The November 14, 2011 issue of the New Yorker featured a Malcolm Gladwell piece on Steve Jobs titled “The Tweaker.” In the article, Gladwell identified Jobs’ genius not so much as that of an inventor but as more of a “tweaker.” By definition:
“The visionary starts with a clean sheet of paper, and re-imagines the world. The tweaker inherits things as they are, and has to push and pull them toward some more nearly perfect solution. That is not a lesser task.”
As managers, we might prefer a team of “tweakers” to a team of inventors since inventors are notorious for lacking commercial instincts and often times are satisfied with proving out rather than perfecting their ideas. Examples abound, including the boon Xerox research has historically been to the technology industry, if not necessarily to itself.

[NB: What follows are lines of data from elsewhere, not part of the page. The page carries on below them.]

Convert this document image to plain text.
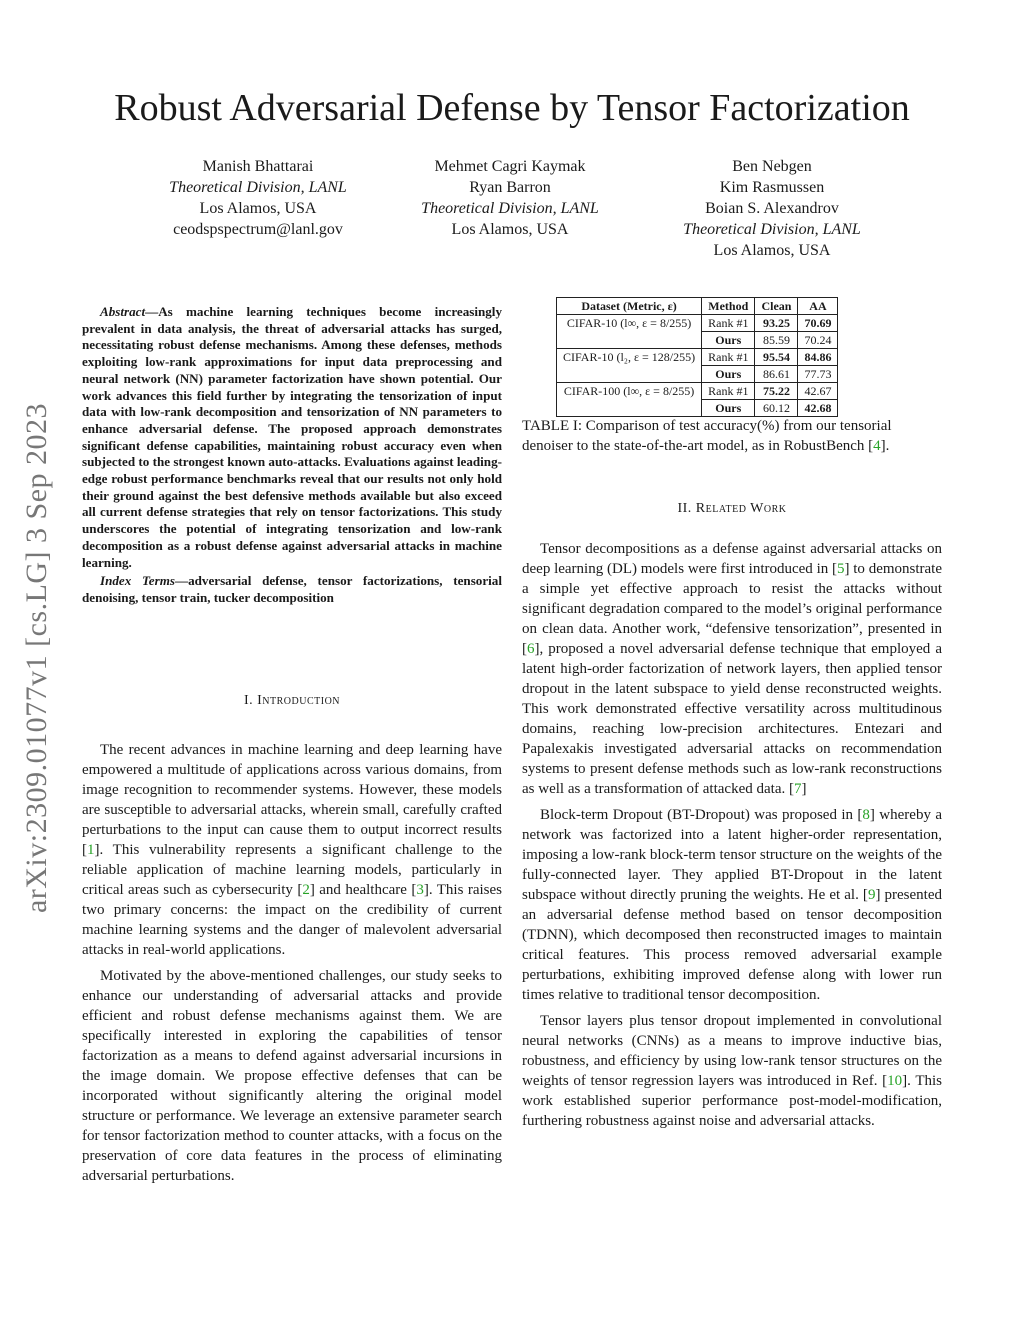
arXiv:2309.01077v1 [cs.LG] 3 Sep 2023
Robust Adversarial Defense by Tensor Factorization
Manish Bhattarai
Theoretical Division, LANL
Los Alamos, USA
ceodspspectrum@lanl.gov
Mehmet Cagri Kaymak
Ryan Barron
Theoretical Division, LANL
Los Alamos, USA
Ben Nebgen
Kim Rasmussen
Boian S. Alexandrov
Theoretical Division, LANL
Los Alamos, USA

Abstract—As machine learning techniques become increasingly prevalent in data analysis, the threat of adversarial attacks has surged, necessitating robust defense mechanisms. Among these defenses, methods exploiting low-rank approximations for input data preprocessing and neural network (NN) parameter factorization have shown potential. Our work advances this field further by integrating the tensorization of input data with low-rank decomposition and tensorization of NN parameters to enhance adversarial defense. The proposed approach demonstrates significant defense capabilities, maintaining robust accuracy even when subjected to the strongest known auto-attacks. Evaluations against leading-edge robust performance benchmarks reveal that our results not only hold their ground against the best defensive methods available but also exceed all current defense strategies that rely on tensor factorizations. This study underscores the potential of integrating tensorization and low-rank decomposition as a robust defense against adversarial attacks in machine learning.

Index Terms—adversarial defense, tensor factorizations, tensorial denoising, tensor train, tucker decomposition

I. Introduction

The recent advances in machine learning and deep learning have empowered a multitude of applications across various domains, from image recognition to recommender systems. However, these models are susceptible to adversarial attacks, wherein small, carefully crafted perturbations to the input can cause them to output incorrect results [1]. This vulnerability represents a significant challenge to the reliable application of machine learning models, particularly in critical areas such as cybersecurity [2] and healthcare [3]. This raises two primary concerns: the impact on the credibility of current machine learning systems and the danger of malevolent adversarial attacks in real-world applications.

Motivated by the above-mentioned challenges, our study seeks to enhance our understanding of adversarial attacks and provide efficient and robust defense mechanisms against them. We are specifically interested in exploring the capabilities of tensor factorization as a means to defend against adversarial incursions in the image domain. We propose effective defenses that can be incorporated without significantly altering the original model structure or performance. We leverage an extensive parameter search for tensor factorization method to counter attacks, with a focus on the preservation of core data features in the process of eliminating adversarial perturbations.

Dataset (Metric, ε)	Method	Clean	AA
CIFAR-10 (l∞, ε = 8/255)	Rank #1	93.25	70.69
	Ours	85.59	70.24
CIFAR-10 (l₂, ε = 128/255)	Rank #1	95.54	84.86
	Ours	86.61	77.73
CIFAR-100 (l∞, ε = 8/255)	Rank #1	75.22	42.67
	Ours	60.12	42.68
TABLE I: Comparison of test accuracy(%) from our tensorial denoiser to the state-of-the-art model, as in RobustBench [4].
II. Related Work

Tensor decompositions as a defense against adversarial attacks on deep learning (DL) models were first introduced in [5] to demonstrate a simple yet effective approach to resist the attacks without significant degradation compared to the model’s original performance on clean data. Another work, “defensive tensorization”, presented in [6], proposed a novel adversarial defense technique that employed a latent high-order factorization of network layers, then applied tensor dropout in the latent subspace to yield dense reconstructed weights. This work demonstrated effective versatility across multitudinous domains, reaching low-precision architectures. Entezari and Papalexakis investigated adversarial attacks on recommendation systems to present defense methods such as low-rank reconstructions as well as a transformation of attacked data. [7]

Block-term Dropout (BT-Dropout) was proposed in [8] whereby a network was factorized into a latent higher-order representation, imposing a low-rank block-term tensor structure on the weights of the fully-connected layer. They applied BT-Dropout in the latent subspace without directly pruning the weights. He et al. [9] presented an adversarial defense method based on tensor decomposition (TDNN), which decomposed then reconstructed images to maintain critical features. This process removed adversarial example perturbations, exhibiting improved defense along with lower run times relative to traditional tensor decomposition.

Tensor layers plus tensor dropout implemented in convolutional neural networks (CNNs) as a means to improve inductive bias, robustness, and efficiency by using low-rank tensor structures on the weights of tensor regression layers was introduced in Ref. [10]. This work established superior performance post-model-modification, furthering robustness against noise and adversarial attacks.
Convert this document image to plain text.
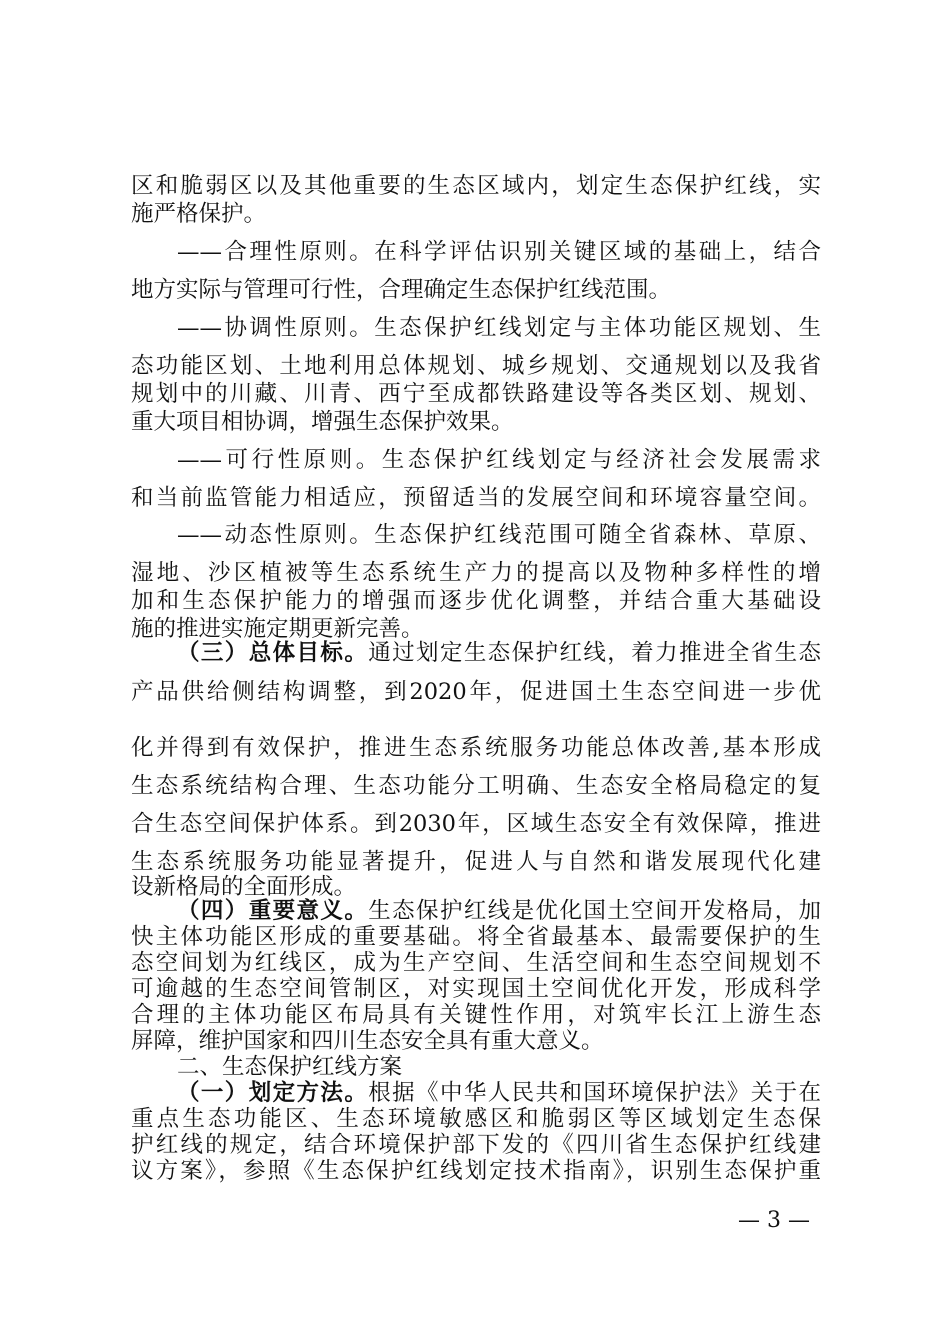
区和脆弱区以及其他重要的生态区域内，划定生态保护红线，实
施严格保护。
——合理性原则。在科学评估识别关键区域的基础上，结合
地方实际与管理可行性，合理确定生态保护红线范围。
——协调性原则。生态保护红线划定与主体功能区规划、生
态功能区划、土地利用总体规划、城乡规划、交通规划以及我省
规划中的川藏、川青、西宁至成都铁路建设等各类区划、规划、
重大项目相协调，增强生态保护效果。
——可行性原则。生态保护红线划定与经济社会发展需求
和当前监管能力相适应，预留适当的发展空间和环境容量空间。
——动态性原则。生态保护红线范围可随全省森林、草原、
湿地、沙区植被等生态系统生产力的提高以及物种多样性的增
加和生态保护能力的增强而逐步优化调整，并结合重大基础设
施的推进实施定期更新完善。
（三）总体目标。通过划定生态保护红线，着力推进全省生态
产品供给侧结构调整，到2020年，促进国土生态空间进一步优
化并得到有效保护，推进生态系统服务功能总体改善,基本形成
生态系统结构合理、生态功能分工明确、生态安全格局稳定的复
合生态空间保护体系。到2030年，区域生态安全有效保障，推进
生态系统服务功能显著提升，促进人与自然和谐发展现代化建
设新格局的全面形成。
（四）重要意义。生态保护红线是优化国土空间开发格局，加
快主体功能区形成的重要基础。将全省最基本、最需要保护的生
态空间划为红线区，成为生产空间、生活空间和生态空间规划不
可逾越的生态空间管制区，对实现国土空间优化开发，形成科学
合理的主体功能区布局具有关键性作用，对筑牢长江上游生态
屏障，维护国家和四川生态安全具有重大意义。
二、生态保护红线方案
（一）划定方法。根据《中华人民共和国环境保护法》关于在
重点生态功能区、生态环境敏感区和脆弱区等区域划定生态保
护红线的规定，结合环境保护部下发的《四川省生态保护红线建
议方案》，参照《生态保护红线划定技术指南》，识别生态保护重
— 3 —
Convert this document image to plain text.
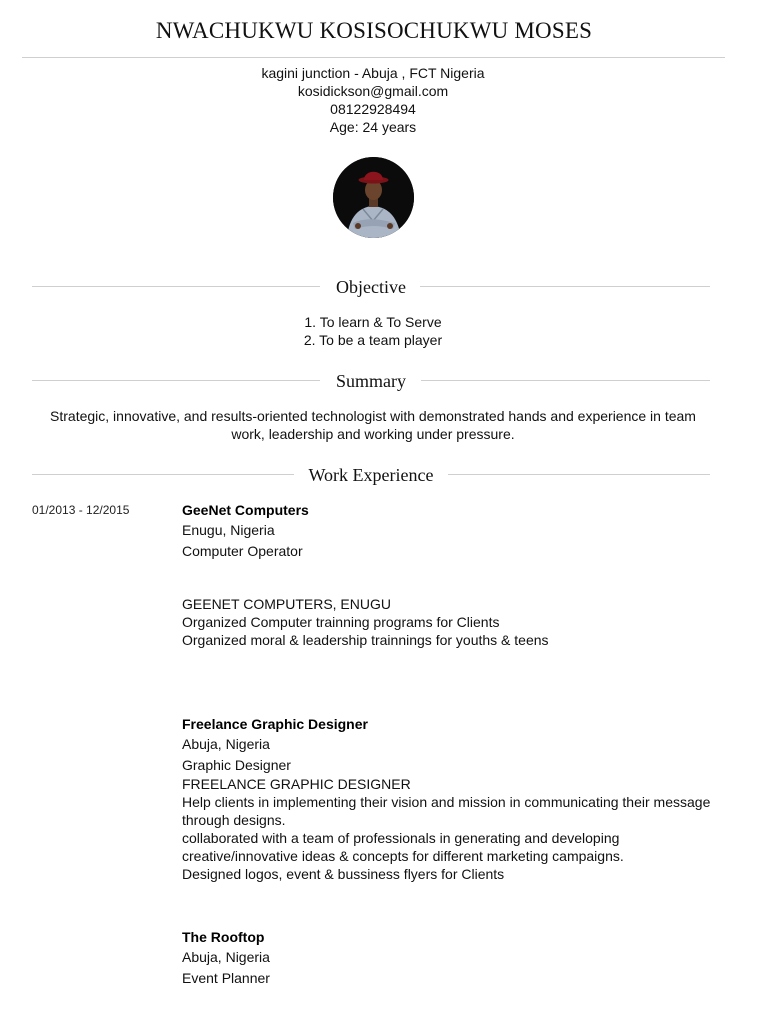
NWACHUKWU KOSISOCHUKWU MOSES
kagini junction - Abuja , FCT Nigeria
kosidickson@gmail.com
08122928494
Age: 24 years
Objective
1. To learn & To Serve
2. To be a team player
Summary
Strategic, innovative, and results-oriented technologist with demonstrated hands and experience in team work, leadership and working under pressure.
Work Experience
01/2013 - 12/2015	GeeNet Computers
Enugu, Nigeria
Computer Operator
GEENET COMPUTERS, ENUGU
Organized Computer trainning programs for Clients
Organized moral & leadership trainnings for youths & teens
Freelance Graphic Designer
Abuja, Nigeria
Graphic Designer
FREELANCE GRAPHIC DESIGNER
Help clients in implementing their vision and mission in communicating their message through designs.
collaborated with a team of professionals in generating and developing creative/innovative ideas & concepts for different marketing campaigns.
Designed logos, event & bussiness flyers for Clients
The Rooftop
Abuja, Nigeria
Event Planner
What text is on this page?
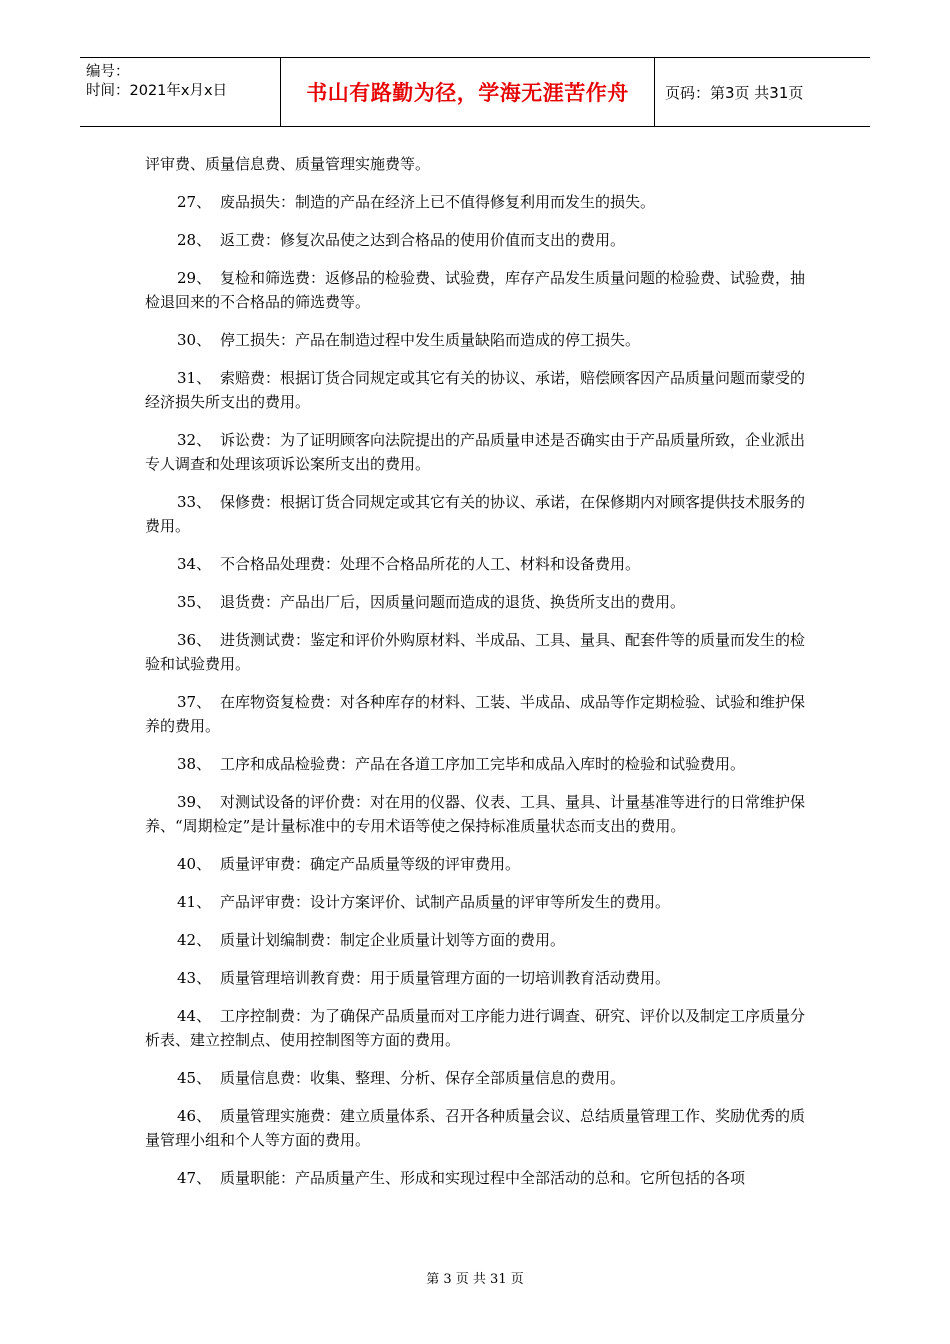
编号：
时间：2021年x月x日	书山有路勤为径，学海无涯苦作舟	页码：第3页 共31页

评审费、质量信息费、质量管理实施费等。

27、 废品损失：制造的产品在经济上已不值得修复利用而发生的损失。

28、 返工费：修复次品使之达到合格品的使用价值而支出的费用。

29、 复检和筛选费：返修品的检验费、试验费，库存产品发生质量问题的检验费、试验费，抽检退回来的不合格品的筛选费等。

30、 停工损失：产品在制造过程中发生质量缺陷而造成的停工损失。

31、 索赔费：根据订货合同规定或其它有关的协议、承诺，赔偿顾客因产品质量问题而蒙受的经济损失所支出的费用。

32、 诉讼费：为了证明顾客向法院提出的产品质量申述是否确实由于产品质量所致，企业派出专人调查和处理该项诉讼案所支出的费用。

33、 保修费：根据订货合同规定或其它有关的协议、承诺，在保修期内对顾客提供技术服务的费用。

34、 不合格品处理费：处理不合格品所花的人工、材料和设备费用。

35、 退货费：产品出厂后，因质量问题而造成的退货、换货所支出的费用。

36、 进货测试费：鉴定和评价外购原材料、半成品、工具、量具、配套件等的质量而发生的检验和试验费用。

37、 在库物资复检费：对各种库存的材料、工装、半成品、成品等作定期检验、试验和维护保养的费用。

38、 工序和成品检验费：产品在各道工序加工完毕和成品入库时的检验和试验费用。

39、 对测试设备的评价费：对在用的仪器、仪表、工具、量具、计量基准等进行的日常维护保养、“周期检定”是计量标准中的专用术语等使之保持标准质量状态而支出的费用。

40、 质量评审费：确定产品质量等级的评审费用。

41、 产品评审费：设计方案评价、试制产品质量的评审等所发生的费用。

42、 质量计划编制费：制定企业质量计划等方面的费用。

43、 质量管理培训教育费：用于质量管理方面的一切培训教育活动费用。

44、 工序控制费：为了确保产品质量而对工序能力进行调查、研究、评价以及制定工序质量分析表、建立控制点、使用控制图等方面的费用。

45、 质量信息费：收集、整理、分析、保存全部质量信息的费用。

46、 质量管理实施费：建立质量体系、召开各种质量会议、总结质量管理工作、奖励优秀的质量管理小组和个人等方面的费用。

47、 质量职能：产品质量产生、形成和实现过程中全部活动的总和。它所包括的各项

第 3 页 共 31 页
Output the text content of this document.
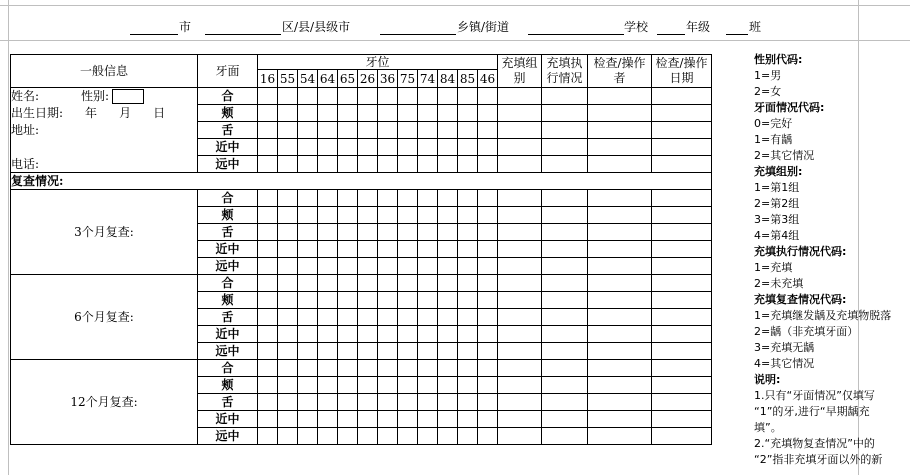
市	区/县/县级市	乡镇/街道	学校	年级	班
一般信息	牙面	牙位												充填组别	充填执行情况	检查/操作者	检查/操作日期
		16	55	54	64	65	26	36	75	74	84	85	46				
姓名: 性别:	合																
出生日期: 年 月 日	颊																
地址:	舌																
	近中																
电话:	远中																
复查情况:																	
3个月复查:	合																
	颊																
	舌																
	近中																
	远中																
6个月复查:	合																
	颊																
	舌																
	近中																
	远中																
12个月复查:	合																
	颊																
	舌																
	近中																
	远中																
性别代码:
1=男
2=女
牙面情况代码:
0=完好
1=有龋
2=其它情况
充填组别:
1=第1组
2=第2组
3=第3组
4=第4组
充填执行情况代码:
1=充填
2=未充填
充填复查情况代码:
1=充填继发龋及充填物脱落
2=龋（非充填牙面）
3=充填无龋
4=其它情况
说明:
1.只有“牙面情况”仅填写
“1”的牙,进行“早期龋充
填”。
2.“充填物复查情况”中的
“2”指非充填牙面以外的新
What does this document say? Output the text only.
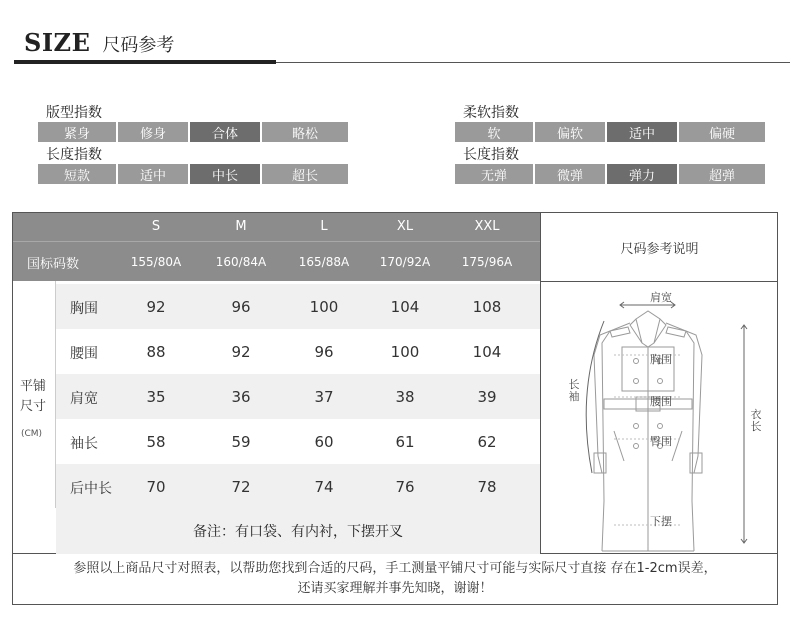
SIZE 尺码参考
版型指数
紧身	修身	合体	略松
长度指数
短款	适中	中长	超长
柔软指数
软	偏软	适中	偏硬
长度指数
无弹	微弹	弹力	超弹
S	M	L	XL	XXL
国标码数	155/80A	160/84A	165/88A	170/92A	175/96A
尺码参考说明
平铺尺寸
(CM)
胸围	92	96	100	104	108
腰围	88	92	96	100	104
肩宽	35	36	37	38	39
袖长	58	59	60	61	62
后中长	70	72	74	76	78
备注：有口袋、有内衬，下摆开叉
肩宽
胸围
腰围
臀围
下摆
长袖
衣长
参照以上商品尺寸对照表，以帮助您找到合适的尺码，手工测量平铺尺寸可能与实际尺寸直接 存在1-2cm误差，
还请买家理解并事先知晓，谢谢！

If Deresiewicz is on to something, (and from my knowledge of my own 29-year-old son, I’d say he is), it is incumbent on us to find a way for our millennial employees to contribute by “being in charge” of something they view as important. This has less to do with salary category or titles than it does the idea of having a lot of say in something important to our business—maybe not the final say, but certainly a lot leading up to it.
Turning our millennial employees loose to “tweak” may seem like an invitation to chaos. But it may just be a formula for the engagement and retention of our best and brightest.
What can you do to give your millennial employees more of a say in the business and an invitation to make what is working now even better than it already is?